潮の流れの速い中でバチルアーのような細身・軽量のルアーを操作すると、どうしても流れに乗ってルアーが水面を滑ってきてしまうときがあります。
でも、流れが強いときって案外バチは水面よりもやや下にいることが多いです。
バチは泳ぐ力(泳力)が弱いので、流れのない場所では勢いよく水面を泳いでいても、流れが速い場所では基本的には流されるままです。
そうすると、潮の流れが速い場所を攻めるときは水面よりわずかにレンジを下げたいのに、バチルアーが水面を滑ってきてしまって釣りにならないっていう状況があります。
こういう状況のときは、ナイロンよりも比重の重いフロロリーダーをやや長めにして使用します。

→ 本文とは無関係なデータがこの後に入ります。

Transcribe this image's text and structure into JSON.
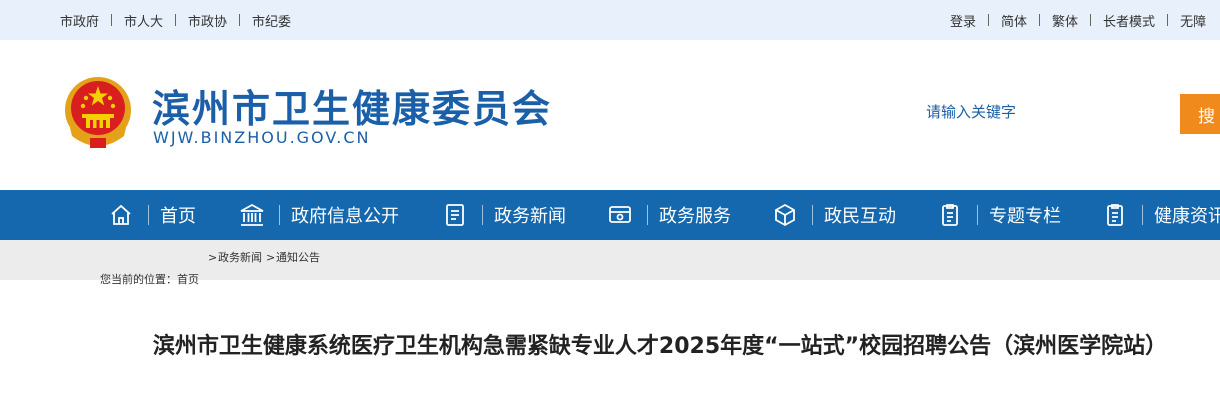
{
  "colors": {
    "accent": "#1568ad",
    "brand_text": "#1a5fa8",
    "search_button": "#f08a1c",
    "top_bar": "#e8f0fb",
    "crumb_band": "#ececec"
  },
  "topbar": {
    "left_links": [
      "市政府",
      "市人大",
      "市政协",
      "市纪委"
    ],
    "right_links": [
      "登录",
      "简体",
      "繁体",
      "长者模式",
      "无障"
    ]
  },
  "header": {
    "emblem_icon": "national-emblem-icon",
    "title": "滨州市卫生健康委员会",
    "domain": "WJW.BINZHOU.GOV.CN",
    "search_placeholder": "请输入关键字",
    "search_button": "搜"
  },
  "nav": {
    "items": [
      {
        "label": "首页",
        "icon": "home-icon"
      },
      {
        "label": "政府信息公开",
        "icon": "government-building-icon"
      },
      {
        "label": "政务新闻",
        "icon": "news-document-icon"
      },
      {
        "label": "政务服务",
        "icon": "service-window-icon"
      },
      {
        "label": "政民互动",
        "icon": "interaction-cube-icon"
      },
      {
        "label": "专题专栏",
        "icon": "topic-document-icon"
      },
      {
        "label": "健康资讯",
        "icon": "health-document-icon"
      }
    ]
  },
  "breadcrumb": {
    "lead": "您当前的位置：首页",
    "sep": ">",
    "items": [
      "政务新闻",
      "通知公告"
    ]
  },
  "article": {
    "title": "滨州市卫生健康系统医疗卫生机构急需紧缺专业人才2025年度“一站式”校园招聘公告（滨州医学院站）"
  }
}
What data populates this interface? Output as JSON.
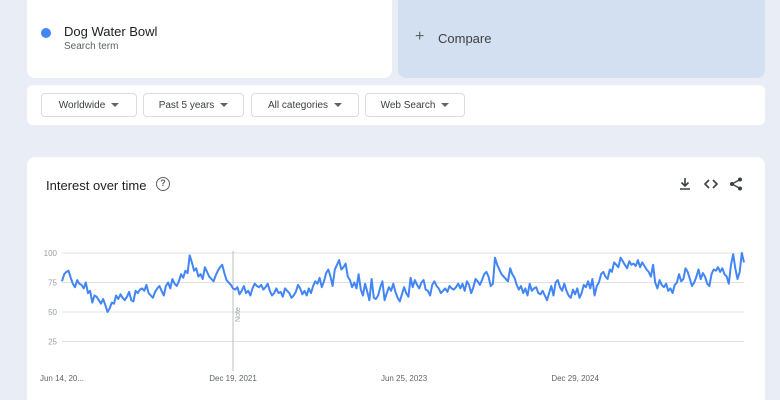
{
  "search_term": {
    "name": "Dog Water Bowl",
    "subtitle": "Search term",
    "color": "#4285f4"
  },
  "compare": {
    "plus": "+",
    "label": "Compare"
  },
  "filters": [
    {
      "label": "Worldwide"
    },
    {
      "label": "Past 5 years"
    },
    {
      "label": "All categories"
    },
    {
      "label": "Web Search"
    }
  ],
  "chart_panel": {
    "title": "Interest over time",
    "help_icon": "help-circle-icon",
    "tools": [
      "download-icon",
      "embed-code-icon",
      "share-icon"
    ]
  },
  "chart_data": {
    "type": "line",
    "title": "Interest over time",
    "xlabel": "",
    "ylabel": "",
    "ylim": [
      0,
      100
    ],
    "y_ticks": [
      25,
      50,
      75,
      100
    ],
    "x_tick_labels": [
      "Jun 14, 20...",
      "Dec 19, 2021",
      "Jun 25, 2023",
      "Dec 29, 2024"
    ],
    "x_tick_weeks": [
      0,
      79,
      158,
      237
    ],
    "note_label": "Note",
    "note_week": 79,
    "grid": true,
    "color": "#4285f4",
    "series": [
      {
        "values": [
          76,
          82,
          84,
          85,
          79,
          74,
          71,
          77,
          74,
          73,
          70,
          75,
          66,
          68,
          58,
          64,
          63,
          60,
          57,
          61,
          56,
          50,
          53,
          58,
          57,
          64,
          61,
          65,
          62,
          60,
          63,
          67,
          60,
          59,
          68,
          66,
          69,
          70,
          68,
          73,
          66,
          64,
          62,
          67,
          70,
          72,
          68,
          64,
          72,
          75,
          70,
          78,
          74,
          72,
          76,
          82,
          79,
          85,
          83,
          98,
          92,
          85,
          87,
          80,
          82,
          78,
          88,
          84,
          80,
          78,
          76,
          81,
          85,
          88,
          90,
          83,
          77,
          75,
          73,
          70,
          69,
          71,
          65,
          68,
          72,
          66,
          68,
          64,
          70,
          74,
          72,
          71,
          73,
          69,
          71,
          74,
          68,
          64,
          66,
          70,
          66,
          67,
          63,
          70,
          68,
          66,
          62,
          64,
          67,
          73,
          70,
          65,
          68,
          64,
          70,
          66,
          72,
          76,
          74,
          79,
          71,
          76,
          83,
          86,
          80,
          72,
          86,
          90,
          94,
          86,
          88,
          91,
          80,
          77,
          71,
          75,
          70,
          82,
          69,
          64,
          74,
          67,
          60,
          78,
          62,
          61,
          64,
          71,
          76,
          60,
          66,
          71,
          68,
          74,
          67,
          62,
          59,
          65,
          71,
          66,
          63,
          79,
          71,
          77,
          73,
          70,
          75,
          77,
          69,
          68,
          64,
          73,
          76,
          72,
          70,
          66,
          68,
          70,
          67,
          72,
          70,
          69,
          71,
          74,
          70,
          74,
          68,
          76,
          73,
          66,
          71,
          78,
          76,
          73,
          77,
          82,
          84,
          80,
          72,
          74,
          96,
          90,
          86,
          82,
          80,
          78,
          76,
          87,
          82,
          79,
          73,
          69,
          72,
          66,
          70,
          64,
          74,
          68,
          70,
          71,
          66,
          65,
          68,
          64,
          60,
          66,
          72,
          64,
          75,
          77,
          71,
          68,
          74,
          68,
          64,
          62,
          69,
          65,
          70,
          62,
          66,
          73,
          71,
          76,
          70,
          78,
          64,
          72,
          75,
          82,
          84,
          80,
          78,
          86,
          84,
          92,
          90,
          88,
          96,
          93,
          90,
          87,
          93,
          90,
          91,
          89,
          94,
          88,
          92,
          89,
          86,
          84,
          80,
          90,
          75,
          70,
          77,
          73,
          71,
          74,
          68,
          70,
          66,
          73,
          75,
          82,
          76,
          78,
          87,
          84,
          78,
          72,
          75,
          80,
          86,
          78,
          83,
          80,
          74,
          72,
          82,
          86,
          85,
          88,
          84,
          87,
          82,
          80,
          74,
          90,
          99,
          87,
          78,
          84,
          100,
          92
        ]
      }
    ]
  }
}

ナイロンよりも比重が重くて水なじみのいいフロロをシンカー代わりに使用してルアーの浮き上がりを抑えます。
おすすめのライン
メインライン
驚異の耐摩耗性能を誇るダイワのPEラインデュラセンサーX4+Si2です。
価格も安いのでビギナーでもお求めやすいです。
×4はハリがあるので、軽量ルアーを扱うときでもトラブルレスでストレスフリーに使えます。
こちらは元祖コスパ最強PEのラピノヴァXです。
ハリが強くてトラブルレスです。
一つだけ欠点を挙げるとすると、デュラセンサーよりも毛羽立ちが早く、ハリが失われるのも早いです。

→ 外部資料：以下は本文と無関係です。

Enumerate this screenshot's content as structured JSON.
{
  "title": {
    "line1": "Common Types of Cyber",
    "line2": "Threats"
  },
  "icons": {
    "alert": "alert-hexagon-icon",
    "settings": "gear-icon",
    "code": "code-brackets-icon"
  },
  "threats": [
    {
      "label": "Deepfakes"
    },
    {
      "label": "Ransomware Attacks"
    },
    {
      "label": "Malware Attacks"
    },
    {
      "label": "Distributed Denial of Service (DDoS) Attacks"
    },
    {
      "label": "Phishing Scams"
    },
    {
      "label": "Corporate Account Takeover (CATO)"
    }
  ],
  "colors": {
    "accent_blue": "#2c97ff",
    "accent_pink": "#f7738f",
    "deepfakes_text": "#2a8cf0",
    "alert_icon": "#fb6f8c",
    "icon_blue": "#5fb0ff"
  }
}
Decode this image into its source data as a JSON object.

デュラセンサーよりも取り扱っているショップが多いので、デュラセンサーが入手しにくいようであればラピノヴァでも十分です。
ショックリーダー
僕が最近メインで使用しているリーダーがバリバスのシーバスショックリーダーナイロンです。
他のナイロンやフロロと比べると耐摩耗性能が極端に高いVEP製法で作られているナイロンリーダーです。
ナイロン素材なので、しなやかさは抜群なうえ、VEP-Fというフレキシブル加工が施されているのでとても扱いやすいです。
こちらはサンヨーナイロンのソルトマックスショックリーダーナイロンです。
こちらはVEPナイロンほどの耐摩耗性はなく、フロロと同程度の耐摩耗性能しかありません。
耐摩耗性能という点ではシーバスショックリーダーに劣りますが、このラインの特徴はとにかくしなやかであるということ。
今まで使用したリーダーの中ではしなやかさは抜群です。結束もとてもしやすいです。
バチ抜けパターンはラインにこだわれ!
ビギナーの頃は兎角ルアーにしか目がいかないことがあります。
バチ抜けパターンではどのルアーが釣れるか?
こんなことを悶々と考えながらバチパターンに挑みがちです。
でも、ルアーと同程度、もしくはそれ以上に大切なのがルアーをナチュラルかつ繊細に扱うためのラインです。
ルアーをナチュラルかつ繊細に扱うという点においてはラインは邪魔な存在になります。
どんなに優れたルアーを使ってもラインがしなやかでなければルアーの動きの邪魔をしてしまいます。
バチ抜けパターンを攻略するためには、ラインにこだわって、ルアーをよりナチュラルに魅せる工夫をすることが大切です。